Ditching the alt-country mold, they began writing collaboratively. The emphasis became drums and bass, and Disston started singing in a high register, creating a more soulful sound. A year later, the band released “Myths,” a vinyl EP that got the attention of a local radio station and spurred Pickwick’s Seattle following. It was a “discovery period,” Kruckenberg said.

“With the idea of everybody being involved in the writing process and everybody bringing ideas to the table…that was exciting,” Kruckenberg said. “And I think that excitement kind of connected with people because we were excited about the songs in a live setting also.”

After a series of EP releases, the group began working on its first full-length album, “Can’t Talk Medicine,” released this month. It was recorded entirely in their “crappy living-room studio,” right above the basement where they practice. Most of the band has taken up residence at the house.

“It’s kind of like our little world that we’ve mostly based on financial reasons,” Kruckenberg said. “We’re all still doing what we can to support ourselves individually and try to make this band happen at the same time.”

Outside of Pickwick, Kruckenberg works as a recording engineer, a role that earned him the 2011 Grammy for best engineered album, classical (“Quincy Porter: Complete Viola Works”).

Disston, on the other hand, works at a cancer treatment center in Seattle, a place he described as “a navigator for bone-marrow and blood transplants…a last resort for most patients.”

“It’s not something that’s easy to go through,” he said. “But there will be moments when patients who will come up to me – because some of them are local – and be like, ‘Holy s—, you’re in Pickwick.’ I’ll be like, ‘Yep, the glamour is right here.'”

It can be tough, Disston said of switching between his role at the treatment center and his role in Pickwick. Much of “Medicine” explores that struggle: the balance between creativity and responsibility.

“We are in a position of pushing ourselves to the limit with time and finances and energy,” Kruckenberg said. “And it’s tough.”

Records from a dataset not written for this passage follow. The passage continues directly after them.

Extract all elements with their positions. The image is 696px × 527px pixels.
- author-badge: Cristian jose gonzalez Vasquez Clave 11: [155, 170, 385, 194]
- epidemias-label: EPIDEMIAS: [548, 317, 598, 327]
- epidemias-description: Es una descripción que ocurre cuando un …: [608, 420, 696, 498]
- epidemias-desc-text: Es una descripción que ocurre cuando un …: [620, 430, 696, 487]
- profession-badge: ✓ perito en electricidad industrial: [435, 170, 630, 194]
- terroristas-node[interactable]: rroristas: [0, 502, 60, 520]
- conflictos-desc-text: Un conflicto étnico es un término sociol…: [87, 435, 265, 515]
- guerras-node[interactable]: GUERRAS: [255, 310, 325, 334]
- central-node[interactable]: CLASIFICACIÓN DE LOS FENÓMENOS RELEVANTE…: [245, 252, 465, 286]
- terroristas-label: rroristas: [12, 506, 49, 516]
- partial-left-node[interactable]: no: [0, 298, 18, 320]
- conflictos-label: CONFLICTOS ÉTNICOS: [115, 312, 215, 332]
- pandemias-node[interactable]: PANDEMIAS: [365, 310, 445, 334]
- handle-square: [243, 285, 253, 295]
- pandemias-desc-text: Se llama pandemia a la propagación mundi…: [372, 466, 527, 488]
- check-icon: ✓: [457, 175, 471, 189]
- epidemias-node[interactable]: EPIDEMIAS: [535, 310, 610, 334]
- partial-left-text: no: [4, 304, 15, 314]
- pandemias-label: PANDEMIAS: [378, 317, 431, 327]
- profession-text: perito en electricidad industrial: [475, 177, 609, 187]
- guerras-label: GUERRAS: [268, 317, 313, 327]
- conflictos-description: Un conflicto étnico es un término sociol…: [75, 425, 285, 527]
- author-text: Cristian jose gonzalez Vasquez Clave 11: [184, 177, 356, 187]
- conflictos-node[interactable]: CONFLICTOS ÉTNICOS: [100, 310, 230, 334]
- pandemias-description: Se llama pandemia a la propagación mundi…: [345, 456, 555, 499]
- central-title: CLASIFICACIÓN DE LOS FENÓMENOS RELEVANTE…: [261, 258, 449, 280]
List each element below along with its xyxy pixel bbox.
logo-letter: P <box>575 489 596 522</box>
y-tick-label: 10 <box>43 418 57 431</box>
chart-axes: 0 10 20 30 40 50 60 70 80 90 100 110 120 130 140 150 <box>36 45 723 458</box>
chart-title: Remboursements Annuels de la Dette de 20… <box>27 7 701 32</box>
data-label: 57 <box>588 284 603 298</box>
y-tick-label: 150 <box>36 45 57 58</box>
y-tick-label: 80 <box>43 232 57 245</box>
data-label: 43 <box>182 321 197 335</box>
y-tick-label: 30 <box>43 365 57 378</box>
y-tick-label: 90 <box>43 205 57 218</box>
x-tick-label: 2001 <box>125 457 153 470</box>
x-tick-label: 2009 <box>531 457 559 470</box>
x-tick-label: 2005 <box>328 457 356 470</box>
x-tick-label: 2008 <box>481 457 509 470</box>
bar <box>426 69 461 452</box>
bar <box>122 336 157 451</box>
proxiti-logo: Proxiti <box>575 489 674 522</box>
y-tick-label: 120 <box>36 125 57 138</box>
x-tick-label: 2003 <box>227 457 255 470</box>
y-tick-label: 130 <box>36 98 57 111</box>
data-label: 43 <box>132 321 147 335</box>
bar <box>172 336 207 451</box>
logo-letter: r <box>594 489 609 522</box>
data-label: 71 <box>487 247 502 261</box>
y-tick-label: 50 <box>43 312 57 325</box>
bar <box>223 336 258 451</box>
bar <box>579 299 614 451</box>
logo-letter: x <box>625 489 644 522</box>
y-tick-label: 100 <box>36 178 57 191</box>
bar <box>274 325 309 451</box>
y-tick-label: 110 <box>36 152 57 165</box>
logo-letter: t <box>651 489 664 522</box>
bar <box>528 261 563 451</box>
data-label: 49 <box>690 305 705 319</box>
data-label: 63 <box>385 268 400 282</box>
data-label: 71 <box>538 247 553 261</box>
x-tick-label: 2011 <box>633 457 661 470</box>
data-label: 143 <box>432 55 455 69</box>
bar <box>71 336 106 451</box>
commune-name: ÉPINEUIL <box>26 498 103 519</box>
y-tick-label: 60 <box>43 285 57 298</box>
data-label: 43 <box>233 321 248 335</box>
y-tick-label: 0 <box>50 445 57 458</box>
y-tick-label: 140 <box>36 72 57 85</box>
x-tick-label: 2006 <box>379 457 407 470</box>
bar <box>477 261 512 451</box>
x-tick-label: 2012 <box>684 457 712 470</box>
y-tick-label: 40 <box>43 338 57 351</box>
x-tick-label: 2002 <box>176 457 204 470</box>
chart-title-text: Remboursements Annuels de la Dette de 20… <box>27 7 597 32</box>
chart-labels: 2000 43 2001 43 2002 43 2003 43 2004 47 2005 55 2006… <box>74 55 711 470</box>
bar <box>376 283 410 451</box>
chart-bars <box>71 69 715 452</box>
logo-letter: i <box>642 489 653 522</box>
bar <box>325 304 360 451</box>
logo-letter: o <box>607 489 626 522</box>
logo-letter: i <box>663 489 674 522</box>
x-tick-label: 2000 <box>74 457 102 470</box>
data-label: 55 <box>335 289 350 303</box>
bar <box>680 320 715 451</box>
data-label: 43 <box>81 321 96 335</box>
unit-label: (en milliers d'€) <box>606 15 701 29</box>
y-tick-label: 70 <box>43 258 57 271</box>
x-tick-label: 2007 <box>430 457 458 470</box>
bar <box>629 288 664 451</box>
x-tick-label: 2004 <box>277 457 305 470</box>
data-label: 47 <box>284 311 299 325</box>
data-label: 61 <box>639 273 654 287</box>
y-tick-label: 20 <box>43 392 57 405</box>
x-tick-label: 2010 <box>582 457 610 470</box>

But Disston said they also feel fortunate to have such a struggle, to be able to get out of Seattle, tour, play music and promote the band’s record. When asked which has more influence on his life – responsibility or creativity – Disston pointed to the record.

“The pendulum is always swinging,” he said. “But I think that the songs and the subjects of the songs are most often people where that pendulum has swung more toward destroying your life for the sake of art.”

“Brother Roland,” for example, is a story about an artist who invented an imaginary career for himself. Painting fake album covers on cardboard, he built his own narrative as a soul singer. Disston describes the man – who he didn’t want to name – as an “AWOL veteran who couldn’t get a job.” Eventually, the album covers ended up in a thrift store, where years later, a vinyl collector bought them. The artist’s life is detailed in a book Disston read.

“I always have a very clear subject that I’m doing research on before I start writing lyrics,” Disston said.

The group’s name is a nod to Lou Reed’s obscure dance song “The Ostrich,” released on Pickwick Records in 1964. Made up of drummer Matt Emmett, keyboardist Cassady Lillstrom, brothers Garrett and Michael Parker, Kruckenberg and Disston, Pickwick plays Belly Up Aspen on Monday.

Like Disston and Kruckenberg, the other members have part-time jobs. One works as a designer, another as a video editor – talents that “lend themselves to the band,” Disston said. But, of course, not all outside talents lend themselves to the band.

“Like mine,” Disston said. “Until Kory needs a bone-marrow transplant, I’m afraid I’m not going to be able to offer him much.”